Etude des facteurs prédictifs de l’efficacité d’un traitement par corticoïdes inhalés : Richard J. Martin, MDa, Stanley J. Szefler, MDa, Tonya S. King, PhDb, Monica Kraft, MDa, Homer A. Boushey, MDg, Vernon M. Chinchilli, PhDb, Timothy J. Craig, DOb, Emily A. DiMango, MDe, Aaron Deykin, MDc, John V. Fahy, MDg, Elliot Israel, MDc, Stephen C. Lazarus, MDg, Robert F. Lemanske Jr., MDd, Frank T. Leone, MDf, Gene R. Pesola, MD, MPHe, Stephen P. Peters, MD, PhDf, Christine A. Sorkness, PharmDd, Lisa A. Szwejbka, MSPHb, Michael E. Wechsler, MDc
a From National Jewish Medical and Research Center, Denver
b Pennsylvania State University College of Medicine, Hershey
c Brigham and Women’s Hospital and Harvard Medical School, Boston
d University of Wisconsin
e Harlem Hospital Center and Columbia University, New York
f Thomas Jefferson University, Philadelphia
g University of California at San Francisco
dans JACI Volume 119, Issue 1, Pages 73-80 (January 2007)
– Contexte
- Bien que les guides de bonne pratique et conférences de consensus recommandent un traitement anti inflammatoire pour l’asthme persistant, de récentes études suggèrent que 25 à 35% des patients asthmatiques n’améliorent pas leur fonction respiratoire avec les corticoïdes inhalés.
– Objectifs
- Évaluer les marqueurs biologiques potentiels prédictifs d’une réponse à court terme (6 semaines) aux corticoïdes inhalés.
- Évaluer ensuite les sujets répondeurs et non répondeurs aux critères de contrôle de l’asthme pendant une période prolongée (16 semaines supplémentaires).
– Méthodes
- 83 personnes asthmatiques non traités par les corticostéroïdes étaient recrutées dans une étude multicentrique.
- Des marqueurs biologiques et des caractéristiques de l’asthme étaient sélectionnés comme facteurs prédictifs d’une réponse aux corticostéroïdes inhalés pendant 6 semaines basée sur les modification du VEMS et du PC 20 métacholine.

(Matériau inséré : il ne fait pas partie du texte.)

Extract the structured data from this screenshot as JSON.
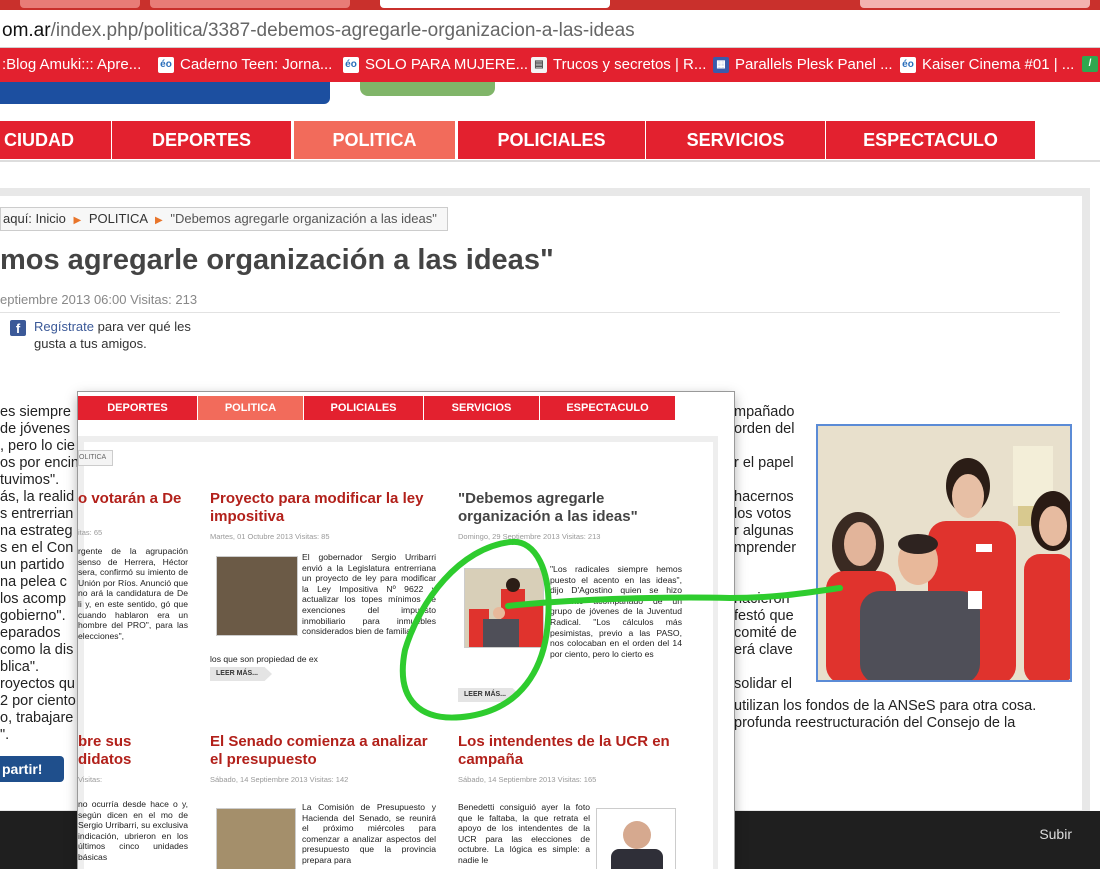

- Puis une période de 4 mois supplémentaires évaluait les critères de contrôle de l’asthme.
– Résultats
- De multiples marqueurs prédictifs eurent une corrélation significative avec l’efficacité à court terme des corticoïdes inhalés.
- La seule corrélation franchement significative (r ≥ ± 0.6) reste la réversibilité à l’albutérol ( r = 0.83 ; p <0 .001), VEMS ( en pourcentage par rapport à la valeur prédictive (r = −0.71 ; p <0.001) et VEMS/CVF( r = −0.71 ; p < 0.001).
- Ce critère de réversibilité à l’albutérol séparant les patients lors de la période courte de 6 semaines en patients répondeurs ( plus de 5% d’amélioration du VEMS) ou patients non répondeurs ( <5%) va déterminer le besoin à long terme en corticoïde.
- Pour les patients non répondeurs les critères de contrôle de l’asthme demeuraient inchangés lorsque les corticoïdes inhalés étaient poursuivis ou substitués par un placebo (p=99)
- Les patients répondeurs ne maintenaient les critères d’évaluation du contrôle de l’asthme qu’à la condition de poursuivre un traitement par stéroïdes inhalés (p=0,07).
– Conclusion
- La réponse à court terme à un traitement par corticoïdes inhalés basée sur l’amélioration du VEMS est un critère prédictif du bon contrôle de l’asthme à long terme.
– Implications cliniques
- La décision d’utiliser un traitement au long court d’une corticothérapie inhalée pourrait reposer sur un traitement d’épreuve de courte durée (6 semaines).
- D’autres stratégies thérapeutiques devraient être évaluées chez les non répondeurs.